Adnan Saeed; Dr. Anwar Ali Sanjrani; Syed Khalid Shah Bukhari; Shabeer Ahmad

Authors

Adnan Saeed
Dr. Anwar Ali Sanjrani
Syed Khalid Shah Bukhari
Shabeer Ahmad

Keywords:

IMPROVING THE ACCURACY, OF IMBALANCED DATASET, USING K-MEANS CLUSTERING

Abstract

Class imbalance represents a significant obstacle in predictive modelling, frequently producing biased models that demonstrate poor performance on minority classes. Conventional classification methods often exhibit a tendency to favour the majority class, leading to suboptimal recall and precision for the critical minority outcomes. To address this issue, the current paper suggests the state-of-the-art prediction approaches that combine the results of the unsupervised K-Means clustering with the supervised classification algorithms. The key assumption is to capture some underlying group-level behavioral patterns by clustering and then provide the resulting cluster labels as auxiliary features in the classification pipeline. The aim of this hybrid approach is to augment the feature space, enhance model sensitivity to the minority class and finally improve overall model predictive power. Experimental testing conducted on two actual churn datasets of customers showed that models trained with cluster labels continually performed better on all important performance metrics.

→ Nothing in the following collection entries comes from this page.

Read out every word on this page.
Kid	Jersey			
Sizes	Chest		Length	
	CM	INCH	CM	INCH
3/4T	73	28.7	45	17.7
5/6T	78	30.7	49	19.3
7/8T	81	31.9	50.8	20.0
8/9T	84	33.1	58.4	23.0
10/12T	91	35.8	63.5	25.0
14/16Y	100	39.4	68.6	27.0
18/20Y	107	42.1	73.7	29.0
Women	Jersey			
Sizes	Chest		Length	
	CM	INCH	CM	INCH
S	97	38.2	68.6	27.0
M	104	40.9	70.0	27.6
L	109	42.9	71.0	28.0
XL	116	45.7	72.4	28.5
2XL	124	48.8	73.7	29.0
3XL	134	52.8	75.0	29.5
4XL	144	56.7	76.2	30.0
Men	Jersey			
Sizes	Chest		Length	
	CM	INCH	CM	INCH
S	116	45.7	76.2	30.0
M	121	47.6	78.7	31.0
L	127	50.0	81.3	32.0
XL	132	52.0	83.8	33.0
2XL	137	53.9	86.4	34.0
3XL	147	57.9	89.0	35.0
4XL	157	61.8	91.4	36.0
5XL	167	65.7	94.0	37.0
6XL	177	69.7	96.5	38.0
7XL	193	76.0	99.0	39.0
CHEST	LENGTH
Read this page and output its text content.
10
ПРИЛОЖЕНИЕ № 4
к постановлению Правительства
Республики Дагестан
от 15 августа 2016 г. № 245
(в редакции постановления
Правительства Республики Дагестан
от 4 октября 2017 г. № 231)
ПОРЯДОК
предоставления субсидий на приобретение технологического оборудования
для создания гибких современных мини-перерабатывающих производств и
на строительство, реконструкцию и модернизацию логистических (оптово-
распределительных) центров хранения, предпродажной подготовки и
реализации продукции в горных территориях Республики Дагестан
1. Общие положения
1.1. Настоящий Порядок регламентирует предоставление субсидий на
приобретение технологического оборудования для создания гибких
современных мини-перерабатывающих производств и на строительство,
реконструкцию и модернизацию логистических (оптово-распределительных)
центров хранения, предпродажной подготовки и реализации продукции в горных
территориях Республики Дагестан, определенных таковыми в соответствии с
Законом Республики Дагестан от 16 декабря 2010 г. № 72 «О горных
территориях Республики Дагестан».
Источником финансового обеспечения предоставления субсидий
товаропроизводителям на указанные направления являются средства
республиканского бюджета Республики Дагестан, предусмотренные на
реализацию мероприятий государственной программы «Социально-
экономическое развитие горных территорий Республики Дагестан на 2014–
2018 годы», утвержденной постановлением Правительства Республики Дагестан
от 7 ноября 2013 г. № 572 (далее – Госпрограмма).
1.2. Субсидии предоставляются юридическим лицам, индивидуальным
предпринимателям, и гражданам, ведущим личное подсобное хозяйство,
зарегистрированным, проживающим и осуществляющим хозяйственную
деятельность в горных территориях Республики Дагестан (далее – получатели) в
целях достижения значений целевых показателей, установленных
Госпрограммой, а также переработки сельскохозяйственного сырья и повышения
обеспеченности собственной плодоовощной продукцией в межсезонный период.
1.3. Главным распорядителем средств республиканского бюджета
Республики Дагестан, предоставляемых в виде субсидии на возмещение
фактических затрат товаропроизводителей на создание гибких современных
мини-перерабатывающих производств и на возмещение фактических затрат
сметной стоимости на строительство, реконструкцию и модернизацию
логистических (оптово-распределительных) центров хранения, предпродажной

Most interestingly, there was a significant increase in performance when the K-Means clustering algorithm was used together with the K-Nearest Neighbours (KNN) classifier than when either of the two were used separately as the base-line models. The given framework is an effective and feasible plan to eliminate the challenge of data imbalance on customer churn prediction and other similar classification systems.